"Well, we could do with some help here," I suggested. "Not you, of course--" quickly, as he began to reply. "But perhaps you know someone who could do with the extra money? A plasterer, someone who might be able to help with the decorating?" This was surely safe territory.
"I can't think of anyone." He is guarded, more so than anyone I have ever met. "But I'll ask around." Perhaps he will. He knows his duty to the new arrival. But I know he will not find anyone. His is not a nature that grants favors graciously. His eyes flicked warily to the pile of bread and salt by the door.
"For luck." I smiled, but his face was stony. He skirted the little offering as if it offended him.

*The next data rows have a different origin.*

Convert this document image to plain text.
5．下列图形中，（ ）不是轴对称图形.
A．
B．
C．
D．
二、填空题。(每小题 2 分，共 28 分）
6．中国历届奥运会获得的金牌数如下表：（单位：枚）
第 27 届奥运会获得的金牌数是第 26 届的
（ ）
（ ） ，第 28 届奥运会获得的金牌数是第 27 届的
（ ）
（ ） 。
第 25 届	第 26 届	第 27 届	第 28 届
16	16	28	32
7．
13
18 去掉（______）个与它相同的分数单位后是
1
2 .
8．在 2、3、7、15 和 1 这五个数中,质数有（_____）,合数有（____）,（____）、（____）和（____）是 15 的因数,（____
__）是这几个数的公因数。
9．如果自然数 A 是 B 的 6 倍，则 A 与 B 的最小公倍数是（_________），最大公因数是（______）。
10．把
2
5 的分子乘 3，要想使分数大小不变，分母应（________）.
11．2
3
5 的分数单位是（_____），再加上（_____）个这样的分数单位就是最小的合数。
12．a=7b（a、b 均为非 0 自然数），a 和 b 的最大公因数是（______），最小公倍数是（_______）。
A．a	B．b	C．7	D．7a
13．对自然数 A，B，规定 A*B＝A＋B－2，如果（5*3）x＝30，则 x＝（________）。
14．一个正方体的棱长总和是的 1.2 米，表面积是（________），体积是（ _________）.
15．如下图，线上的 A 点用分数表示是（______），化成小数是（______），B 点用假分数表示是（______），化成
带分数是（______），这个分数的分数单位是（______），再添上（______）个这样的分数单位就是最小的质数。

"Maman?" Anouk's head appeared in the doorway, hair standing out in crazy spikes. "Pantoufle wants to play outside. Can we?"
I nodded. "Stay in the garden." I wiped a smudge of dirt from the bridge of her nose. "You look a complete urchin." I saw her glance at the priest and caught her comical look just in time. "This is Monsieur Reynaud, Anouk. Why don't you say hello?"
"Hello!" shouted Anouk on the way to the door. "Good-bye!" A blur of yellow jumper and red overalls and she was gone, her feet skidding manically on the greasy tiles. Not for the first time, I was almost sure I saw Pantoufle disappearing in her wake, a darker smudge against the dark lintel.
"She's only six," I said by way of explanation.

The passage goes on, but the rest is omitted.